Upgrades and Rollback

Atlas upgrades should preserve two invariants:

  • contract-owned surfaces remain understood and validated
  • serving state stays recoverable if a rollout goes wrong

Upgrade Flow

flowchart TD
    Validate[Validate runtime and contracts] --> Rollout[Roll out new runtime]
    Rollout --> Observe[Observe health and load]
    Observe --> Keep[Keep rollout]
    Observe --> Rollback[Rollback if needed]

This upgrade flow keeps rollout discipline visible. Atlas upgrades should be validated, observed, and explicitly kept or rolled back rather than treated as one-way jumps.

Rollback Flow

flowchart LR
    Problem[Operational problem] --> Scope[Determine runtime vs store scope]
    Scope --> RuntimeRollback[Rollback runtime]
    Scope --> StoreRollback[Rollback serving state if required]

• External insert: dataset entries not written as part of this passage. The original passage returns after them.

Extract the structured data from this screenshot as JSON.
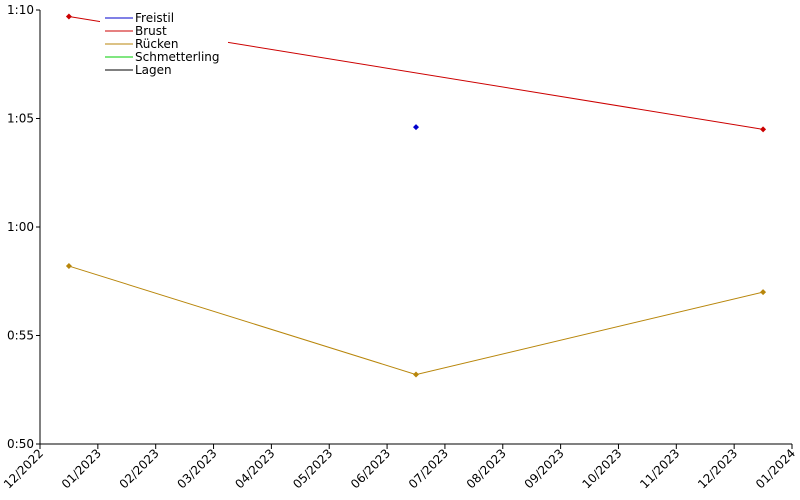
{
  "chart_data": {
    "type": "line",
    "xlim": [
      "12/2022",
      "01/2024"
    ],
    "xticks": [
      "12/2022",
      "01/2023",
      "02/2023",
      "03/2023",
      "04/2023",
      "05/2023",
      "06/2023",
      "07/2023",
      "08/2023",
      "09/2023",
      "10/2023",
      "11/2023",
      "12/2023",
      "01/2024"
    ],
    "ylim": [
      50,
      70
    ],
    "yticks": [
      {
        "value": 50,
        "label": "0:50"
      },
      {
        "value": 55,
        "label": "0:55"
      },
      {
        "value": 60,
        "label": "1:00"
      },
      {
        "value": 65,
        "label": "1:05"
      },
      {
        "value": 70,
        "label": "1:10"
      }
    ],
    "legend": "upper left",
    "series": [
      {
        "name": "Freistil",
        "color": "#0000cc",
        "x": [
          "06/2023"
        ],
        "values": [
          64.6
        ]
      },
      {
        "name": "Brust",
        "color": "#cc0000",
        "x": [
          "12/2022",
          "12/2023"
        ],
        "values": [
          69.7,
          64.5
        ]
      },
      {
        "name": "Rücken",
        "color": "#b8860b",
        "x": [
          "12/2022",
          "06/2023",
          "12/2023"
        ],
        "values": [
          58.2,
          53.2,
          57.0
        ]
      },
      {
        "name": "Schmetterling",
        "color": "#00cc00",
        "x": [],
        "values": []
      },
      {
        "name": "Lagen",
        "color": "#000000",
        "x": [],
        "values": []
      }
    ]
  }
}
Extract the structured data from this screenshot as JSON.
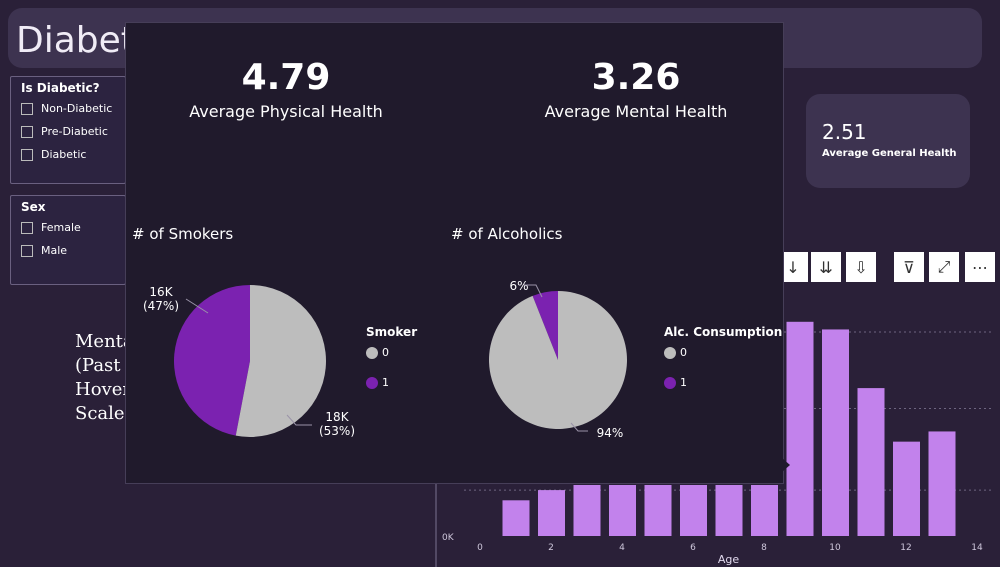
{
  "header": {
    "title": "Diabete"
  },
  "slicers": {
    "diabetic": {
      "title": "Is Diabetic?",
      "options": [
        "Non-Diabetic",
        "Pre-Diabetic",
        "Diabetic"
      ]
    },
    "sex": {
      "title": "Sex",
      "options": [
        "Female",
        "Male"
      ]
    }
  },
  "general_card": {
    "value": "2.51",
    "label": "Average General Health"
  },
  "background_text": {
    "lines": [
      "Menta",
      "(Past",
      "Hover",
      "Scale:"
    ]
  },
  "toolbar": {
    "icons": [
      "sort-descending-icon",
      "sort-double-icon",
      "drill-down-icon",
      "filter-icon",
      "focus-mode-icon",
      "more-options-icon"
    ],
    "glyphs": [
      "↓",
      "⇊",
      "⇩",
      "⊽",
      "⤢",
      "⋯"
    ]
  },
  "tooltip": {
    "physical": {
      "value": "4.79",
      "label": "Average Physical Health"
    },
    "mental": {
      "value": "3.26",
      "label": "Average Mental Health"
    },
    "smokers": {
      "title": "# of Smokers",
      "legend_title": "Smoker",
      "legend": [
        "0",
        "1"
      ],
      "label_0": [
        "18K",
        "(53%)"
      ],
      "label_1": [
        "16K",
        "(47%)"
      ]
    },
    "alcoholics": {
      "title": "# of Alcoholics",
      "legend_title": "Alc. Consumption",
      "legend": [
        "0",
        "1"
      ],
      "label_0": "94%",
      "label_1": "6%"
    }
  },
  "colors": {
    "gray": "#bdbdbd",
    "purple": "#7b22b0",
    "bar": "#c282ec"
  },
  "chart_data": [
    {
      "type": "pie",
      "title": "# of Smokers",
      "legend_title": "Smoker",
      "categories": [
        "0",
        "1"
      ],
      "values": [
        18000,
        16000
      ],
      "percents": [
        53,
        47
      ]
    },
    {
      "type": "pie",
      "title": "# of Alcoholics",
      "legend_title": "Alc. Consumption",
      "categories": [
        "0",
        "1"
      ],
      "percents": [
        94,
        6
      ]
    },
    {
      "type": "bar",
      "xlabel": "Age",
      "x_ticks": [
        0,
        2,
        4,
        6,
        8,
        10,
        12,
        14
      ],
      "y_tick_labels": [
        "0K"
      ],
      "x": [
        1,
        2,
        3,
        4,
        5,
        6,
        7,
        8,
        9,
        10,
        11,
        12,
        13
      ],
      "values": [
        0.7,
        0.9,
        1.0,
        1.0,
        1.0,
        1.0,
        1.0,
        1.0,
        4.2,
        4.05,
        2.9,
        1.85,
        2.05
      ]
    }
  ]
}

This rollback flow explains one of the most important operator distinctions in Atlas: not every incident needs store-state rollback, and not every rollback should start there.

Operator Guidance

  • separate runtime rollback from store-state rollback in your thinking
  • verify health, readiness, and key query paths after rollout
  • keep rollback paths explicit before you need them
  • use compatibility and contract evidence as rollout input, not only hope and manual spot checks

What to Watch During Upgrade

  • readiness instability
  • unusual rejection or error patterns
  • metrics or traces indicating saturation changes
  • catalog or dataset discoverability regressions

Rollout Question That Saves Time

Ask first whether the change affected runtime behavior, serving-store state, or both. That answer usually determines the safest rollback path.

Purpose

This page explains the Atlas material for upgrades and rollback and points readers to the canonical checked-in workflow or boundary for this topic.

Stability

This page is part of the canonical Atlas docs spine. Keep it aligned with the current repository behavior and adjacent contract pages.